Back in the summer of 2012, the Affordable Care Act mandated that insurance plans cover all contraceptives — from birth control pills to IUDs and implants — at no cost to the consumer.

And it turns out this could be one of the easier parts of the Affordable Care Act for Donald Trump to repeal. He doesn’t even need to send anything through Congress. He just needs to ask his Department of Health and Human Services to redefine what preventive health for women means.

How Trump could repeal Obamacare’s birth control mandate

If you read through the text of the Affordable Care Act, you won’t find any mention of “contraceptives” or “birth control.” That’s because the law doesn’t actually include a mandate to cover contraceptives.

Instead, it says that health insurance must cover preventive health benefits for women — and then punts to a division of Health and Human Services to decide what counts.

It wasn’t always clear that birth control would make the cut. When Obamacare passed, it was a genuine question whether the Obama administration would include birth control in its list. I know because I covered the debate when I was a reporter at Politico at the time. Groups like Planned Parenthood lobbied the White House to include it.

“We see this as a tremendous opportunity to get no-cost birth control in the bill and ensure that this part of women’s health is covered under preventive health,” Laurie Rubiner, Planned Parenthood’s vice president of public policy, told me at the time.

Finally, the administration issued regulations in 2011 announcing that it would include birth control as a preventive benefit for women.
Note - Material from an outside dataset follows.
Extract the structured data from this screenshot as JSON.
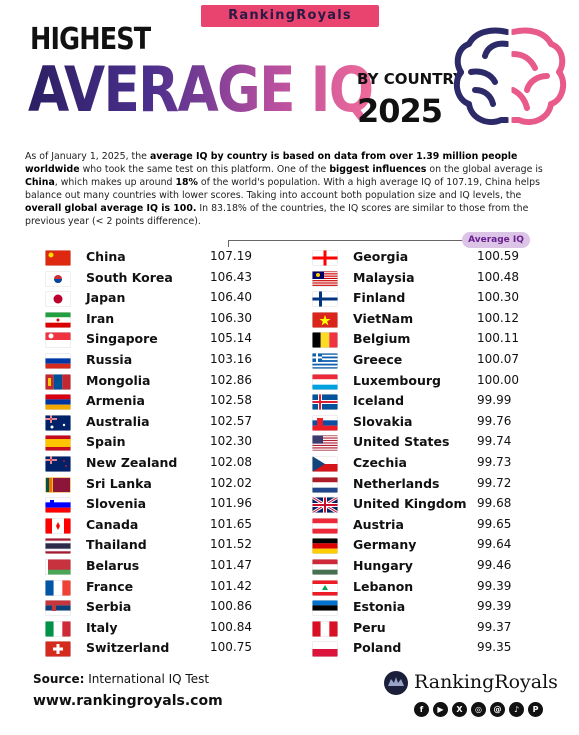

A Trump administration could write its own regulation to say birth control isn’t preventive health care for women.

“The administration could by rule redefine these services not to include contraceptives, I believe, without changing the law,” Timothy Jost, an emeritus professor of law at Washington and Lee University, writes in an email.

That regulation wouldn’t need to move through Congress — and could result in millions of women losing one of the health care law’s most popular provisions.